Divergent transitions with bivariate negative binomial regression

games_data.csv (3.8 KB)
negbin.R (576 Bytes)
bnb1.stan (1.8 KB)
I’m trying to fit a bivariate negative binomial regression (“BNB-1” described here https://aip.scitation.org/doi/pdf/10.1063/1.4903663) to a dataset of soccer results. I keep getting warnings about divergent transitions, and the estimation results also seem to be incorrect as according to them all teams are equal in skill.

Previously when I have encountered divergent transitions it has been in context of hierarchical regressions and following various tutorials it has been a fairly straightforward matter to apply non-centered re-parametrization. Now however I’m at a loss because divergent transitions are not related to hierarchical structure, and the distribution I’m working with is not covered by tutorials I know of.

I attached a runnable example (btw the code runs for few iterations in the example I attached, I actually used 20k iterations), and if someone has an idea how to fix it that would be great (by the way I’m aware of the fact that vectorizing operations would be best practice, but I’ll worry about efficiency once I’m able to estimate the parameters at all). However, the model being somewhat complicated I understand that debugging it is much to ask, so more general pointers would be much appreciated:

  1. Are there any suggested readings on how to gain intuition on what it is about the model that causes the posterior geometry to be problematic for sampling? Or for that matter introductory readings to thinking about posterior geometry?

  2. Once I have some idea about what’s wrong, how do I go about reparametrizing a model? Is there any more systematic method than staring at the log-likelihood function and thinking carefully?

Also now that I’m posting I have a question that does not have to do with divergences but with the bivariate negative binomial itself:

The expected values of marginal distributions are according to the paper just mu[1] and mu[2]. When I fit the model without any regression parameters, i.e. just setting a prior on mu directly I avoid all warnings about divergences and things seem to work out fine. However, the posterior mean estimates I get for mu[1] and mu[2] are 1.4 and 1.6, whereas corresponding sample means are like 1.2 and 1.4 or so. The posterior variability is small enough that the actual sample means are quite outside of any reasonable probability interval. Now, to my understanding the posteriors should be centered around sample means? Does this mean BNB is fundamentally unsuited for describing these data? Or maybe that my implementation is incorrect? The latter would seem much more likely, if it were not for the fact that I also implemented separately another variant of bivariate negative binomial from another paper and got essentially the exact same results. EDIT: having contemplated, is it that sample mean of first component is not an unbiased estimate of the expected value of corresponding marginal when it comes to BNB?

Thanks!

Numerical precision issues in evaluating lpdfs/lpmfs is another thing that can cause divergences. Since that’s what you’re doing here, that’s probably where I’d start.
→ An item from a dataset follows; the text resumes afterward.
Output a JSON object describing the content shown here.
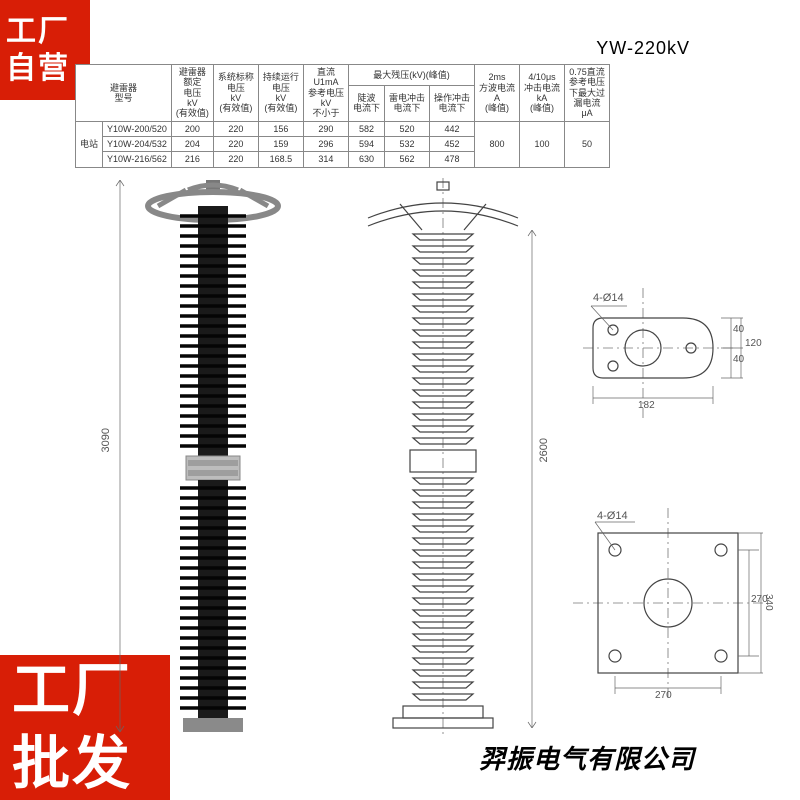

Pows, exps, logs, and lgammas can all get pretty fragile.

Does this mean BNB is fundamentally unsuited for describing these data?

I don’t know. But developing a new pmf at the same time as a new model isn’t gonna be easy :D.

If it’s the bivariate negative binomial regression you care about, rrobably the best way to figure out what’s happening is by putting numbers into the pmf and see what happens to the internal values. Might be easier to do this in R than Stan.

And presumably you’ll go through and use as many numerical tricks as you can in the lpmf evaluations. Like replacing log(1 / (a_inv[t] + 1)) with -log1p(a_inv[t]), for instance.

If it’s the soccer you care about, might be worth just working with a different/simpler model until you understand the dataset better (maybe you don’t need the bivariate negative binomial to do the modeling you want).